Tim Keller, no seu livro a Igreja Centrada afirma na introdução do primeiro capitulo que “O Evangelho não corresponde a tudo”, portanto, nem tudo que você prega partir da bíblia, é o evangelho, ainda que você esteja anunciando corretos princípios e verdades. E a partir daí faz três considerações:

a.      O evangelho é uma boa notícia, não um bom conselho. “O evangelho não é fundamentalmente um modo de vida. Não é algo que fazemos, mas que foi feito por nós, ao qual devemos responder” (Pg 35)

b.      O evangelho é uma boa notícia que anuncia que fomos resgatados ou salvos. “Resgatados de que? De que perigo fomos salvos?” Fomos resgatados da “ira vindoura” no fim dos tempos (1 Ts 1.10), e esta ira não é uma força impessoal: é ira de Deus.

c.       O evangelho é uma boa notícia sobre o que Cristo fez para restaurar o nosso relacionamento com Deus. Tornar-se cristão diz respeito a uma mudança de condição.
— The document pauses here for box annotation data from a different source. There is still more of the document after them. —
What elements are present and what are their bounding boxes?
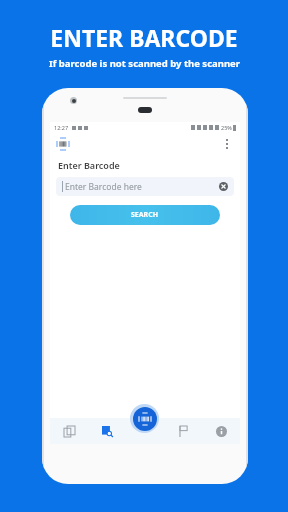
- button[interactable]: More options: [221, 138, 233, 150]
- button[interactable]: Clear: [219, 182, 228, 191]
- staticText: SEARCH: [131, 210, 159, 220]
- staticText: Enter Barcode here: [65, 181, 142, 193]
- button[interactable]: Search document: [88, 418, 126, 444]
- button[interactable]: Copies: [50, 418, 88, 444]
- button[interactable]: Info: [202, 418, 240, 444]
- button[interactable]: Barcode: [57, 138, 69, 150]
- staticText: ENTER BARCODE: [50, 22, 238, 53]
- staticText: 12:27: [54, 124, 69, 131]
- button[interactable]: SEARCH: [70, 205, 220, 225]
- staticText: Enter Barcode: [58, 159, 120, 171]
- button[interactable]: Enter Barcode here: [56, 177, 234, 196]
- staticText: 25%: [221, 124, 232, 131]
- button[interactable]: Flag: [164, 418, 202, 444]
- staticText: If barcode is not scanned by the scanner: [49, 57, 240, 70]
- button[interactable]: Scan barcode: [133, 407, 157, 431]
A bíblia afirma que “já passamos da morte para a vida” e não que estamos passando da morte para a vida (1Jo 3.14).

M. L Jones fazia uma pergunta simples para aferir a compreensão do evangelho que uma pessoa tinha perguntando: “Você está pronto agora para afirmar que é um cristão?” e que geralmente as pessoas hesitavam e respondiam: “acho que ainda não sou bom o bastante para isso”. Para essa afirmação ele dava a seguinte resposta:

“Imediatamente sei que... elas estão pensando na perspectiva de si mesmas; ainda acham que tem de ser boas o bastante para ser cristãs... parece muita modéstia, mas é uma mentira do diabo e a negação da fé... você nunca será bom o bastante; ninguém jamais foi bom o bastante. A essência da salvação cristã é afirmar que ele é bom o bastante e que eu estou nele”.

O princípio do Evangelho
A base está na obra de Deus e não nos homens. Não é o que sou capaz de fazer, mas o que Cristo fez por mim. A fórmula da religião é “obedeço, logo sou aceito”, mas o evangelho afirma o contrário “sou aceito por Deus por meio de Cristo, logo obedeço”.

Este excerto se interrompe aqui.